My last trap shoot was in 1975, at the Moccasin Bend Trap Club, in Chattanooga, Tennessee, and we decided to make a family weekend out of it. The family piled into our camper (we didn’t have a Suburban then) and we took the leisurely 2, hour drive from Sandy Springs, Georgia to Chattanooga and checked into the Chattanooga Choo-Choo, a real neat hotel converted from an old bunch of sleeper cars, complete with a dining car. In 2014, the kids still talk about it!
We visited “See Ruby Falls”, we saw “Ruby Falls” and when they turned the lights out, we were appropriately scared! Not only did we see the advertisements on the barns along the freeway, but also we saw the Incline Railway, Lookout Mountain battlefield and Chickamauga, the site of the largest battle fought in the western theatre during our Civil War.
Sunday morning found us on the way to the gun club and I was going to surprise the good ‘ole boys in Tennessee. Being a real “hot” shooter out west, but not known east of the Mississippi, I “bought” myself in the Calcutta for a whopping $3.00, the minimum amount. The handicap event began, and I was placed with the long yardage shooters and I was breaking clays automatically. Walking to the last station and leading the shoot, the thought of my potential winnings, over $1,000.00 flashed through my mind and was quickly pushed out and my concentration returned.
“Pull,” I barked and the clay pigeon wobbled out of the trap machine, a hard right bird, which I led and pulled the trigger, no Bam, no ignition of the shell. The puller/ scorekeeper called out “lost bird” with just me looking funny at my trusty Remington 870, Trap Model Shotgun.

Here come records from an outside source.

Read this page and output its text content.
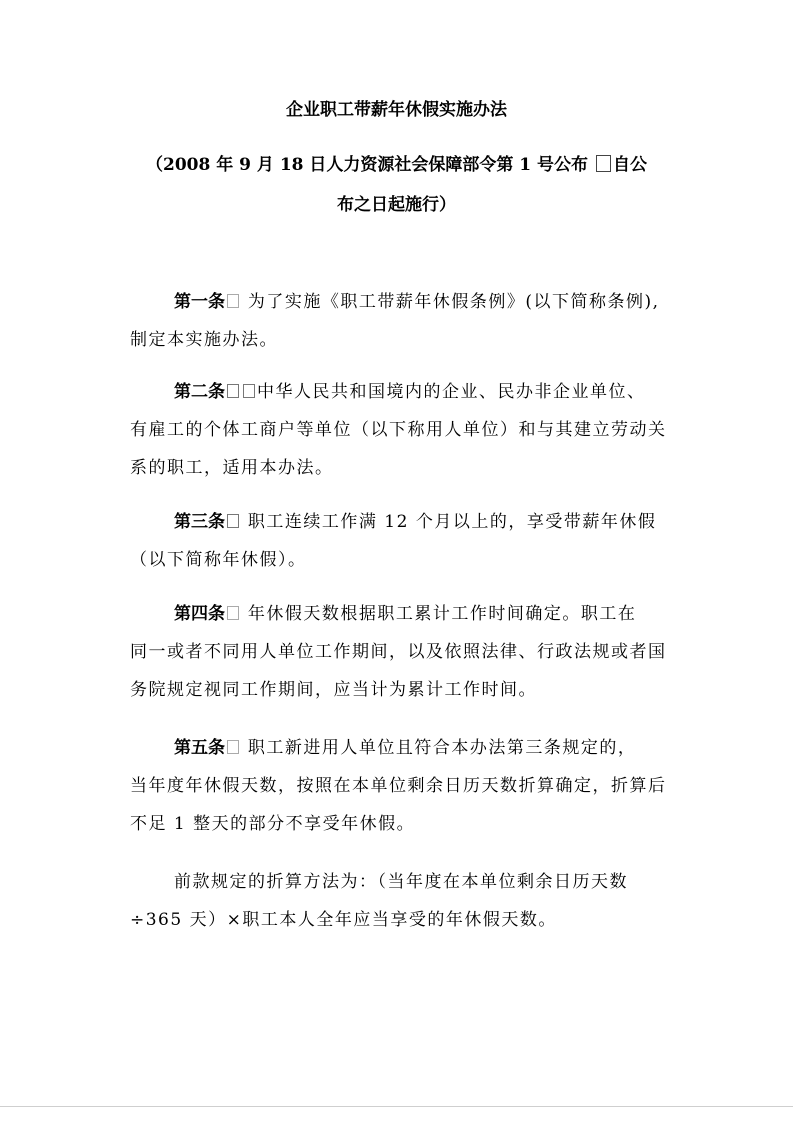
企业职工带薪年休假实施办法
（2008 年 9 月 18 日人力资源社会保障部令第 1 号公布 自公
布之日起施行）
第一条 为了实施《职工带薪年休假条例》(以下简称条例),
制定本实施办法。
第二条 中华人民共和国境内的企业、民办非企业单位、
有雇工的个体工商户等单位（以下称用人单位）和与其建立劳动关系的职工，适用本办法。
第三条 职工连续工作满 12 个月以上的，享受带薪年休假
（以下简称年休假）。
第四条 年休假天数根据职工累计工作时间确定。职工在
同一或者不同用人单位工作期间，以及依照法律、行政法规或者国务院规定视同工作期间，应当计为累计工作时间。
第五条 职工新进用人单位且符合本办法第三条规定的，
当年度年休假天数，按照在本单位剩余日历天数折算确定，折算后不足 1 整天的部分不享受年休假。
前款规定的折算方法为：（当年度在本单位剩余日历天数÷365 天）×职工本人全年应当享受的年休假天数。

The trigger mechanism had broken. I had five minutes to fix the trigger, or get another gun, otherwise I would be disqualified and my only option was to get my ex-wife’s Remington 1100 Automatic, with a shortened stock.
I missed three out of the last five clays and finished second, which paid $200.00, plus another $150.00 from the Calcutta (not bad for 1975). So much for a big “hit” and after this shoot, I retired myself from competitive shooting. My kids were very active in sports and my day job required too much of my time.
I say again, “Sometimes a good day job can really interfere with your avocation.”